From Wikipedia, the free encyclopedia. Anders Behring Breivik. Main article: Norway attacks. Main article: Trial of Anders Behring Breivik.

See also: Knights Templar and popular culture. Law portal Norway portal Politics portal. Telegraph Media Group.

Retrieved 17 January Archived from the original PDF on 6 July Retrieved 10 November Retrieved 16 April Retrieved 25 July Retrieved 13 September BBC News.

The Independent. London, England. The New York Times. Retrieved 24 August The Guardian. Retrieved 26 April NRK News in Norwegian. Archived from the original on 9 March Retrieved 23 July Archived from the original on 4 January Retrieved 27 July Associated Press.

Retrieved 20 April Anders Breivik's chilling anti-feminism , The Guardian , 27 July The Prague Post. Archived from the original on 31 May Archived from the original on 17 January Bloomberg L.

Retrieved 27 December Verdens Gang in Norwegian. Retrieved 30 May Retrieved 4 January Retrieved 10 April New York Times.

Norwegian Broadcasting Corporation. Retrieved 22 June Dagen in Norwegian. Expo in Swedish. Retrieved 1 December Retrieved 13 March Sydney Morning Herald.

Aftenposten, morgen. Aker hospital, Oslo, February A boy. Name of parents. In Norwegian: Aker sykehus, The Daily Telegraph.

Archived from the original on 26 July Dagbladet Interview in Norwegian. Retrieved 27 April Retrieved 29 November Times Union. Retrieved 29 July The Guardian UK.

Sky News. Retrieved 24 July Verdens Gang. Dagbladet in Norwegian. Retrieved 3 April Archived from the original on 29 July Retrieved 13 April Breivik disputes this.

He was also shoplifting. But I was always willing to see him, and he knew that.
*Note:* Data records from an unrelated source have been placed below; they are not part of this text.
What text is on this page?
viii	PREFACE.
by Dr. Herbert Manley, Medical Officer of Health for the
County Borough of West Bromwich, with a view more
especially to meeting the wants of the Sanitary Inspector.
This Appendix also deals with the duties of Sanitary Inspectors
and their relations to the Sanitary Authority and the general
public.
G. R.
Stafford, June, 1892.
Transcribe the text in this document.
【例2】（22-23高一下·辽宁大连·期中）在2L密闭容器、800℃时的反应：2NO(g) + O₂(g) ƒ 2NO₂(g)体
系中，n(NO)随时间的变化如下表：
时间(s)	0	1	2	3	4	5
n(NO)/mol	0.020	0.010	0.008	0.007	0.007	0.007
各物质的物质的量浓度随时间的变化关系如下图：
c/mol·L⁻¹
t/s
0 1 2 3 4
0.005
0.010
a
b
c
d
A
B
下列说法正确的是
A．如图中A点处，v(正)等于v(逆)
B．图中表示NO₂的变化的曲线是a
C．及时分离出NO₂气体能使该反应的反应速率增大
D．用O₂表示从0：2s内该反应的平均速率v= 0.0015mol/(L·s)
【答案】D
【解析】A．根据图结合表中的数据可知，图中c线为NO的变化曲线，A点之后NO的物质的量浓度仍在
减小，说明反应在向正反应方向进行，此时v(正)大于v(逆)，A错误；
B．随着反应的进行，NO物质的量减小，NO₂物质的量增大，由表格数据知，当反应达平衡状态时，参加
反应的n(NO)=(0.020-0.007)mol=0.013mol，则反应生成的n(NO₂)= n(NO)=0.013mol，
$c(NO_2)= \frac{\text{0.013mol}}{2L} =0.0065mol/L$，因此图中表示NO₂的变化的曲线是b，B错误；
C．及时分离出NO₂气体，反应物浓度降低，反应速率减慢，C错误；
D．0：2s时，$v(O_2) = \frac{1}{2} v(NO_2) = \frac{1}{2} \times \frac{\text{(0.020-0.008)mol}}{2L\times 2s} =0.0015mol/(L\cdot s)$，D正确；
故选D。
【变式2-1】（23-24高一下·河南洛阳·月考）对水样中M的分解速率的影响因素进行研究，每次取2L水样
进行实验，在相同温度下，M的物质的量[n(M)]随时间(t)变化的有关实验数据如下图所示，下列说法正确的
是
It was Anders who cut it off. His decision, not mine.

NRK special. Han ble fritatt fra verneplikt, og dermed har han ikke spesialutdanning eller utenlandsoppdrag for Forsvaret. He was exempt from conscription and therefore does not have military training or service abroad.

Retrieved 2 August In the passage, in which he argues loose sexual mores have undermined Western civilisation, he claims his mother was forced into early retirement by genital herpes.

Elisabeth Breivik was interviewed by US federal agents in July, weeks after her brother's attack. France news. German news. Italy news. Spanish news.

Russian news. European Union. Terms and Conditions. Style Book. Weather Forecast. Accessibility links Skip to article Skip to navigation.

Monday 22 June Anders Behring Breivik's sister warned mother about his behaviour two years ago Anders Behring Breivik's half-sister warned his mother about his erratic behaviour more than two years ago, according to the psychiatric evaluation of the self-confessed mass-killer released last week.

Breivik with his half sister Elisabeth and mother Wenche.

We'll assume you're ok with this, but you can this web page if you wish. Es kam einfach so. Diesen Namen benutzte er bereits in Zusammenhang mit einer Unternehmensgründung. Später sagte er, die Partei sei ihm am Ende zu liberal gewesen. Vermissen Sie Anders? Und eine sehr problematische Kindheit bei ihrer Mutter, die krank war und die Schuld daran ihrer Tochter gab. Er muss eine Art von Intelligenz haben, um click at this page Taten zu begehen. Ich habe ja check this out viele Briefe bekommen. Sie haben seine Stimme seit neun Jahren nicht gehört und ihn seit zwanzig Jahren nicht gesehen. This category only includes Jenseits Von Eden Film that ensures basic functionalities and security features of the website.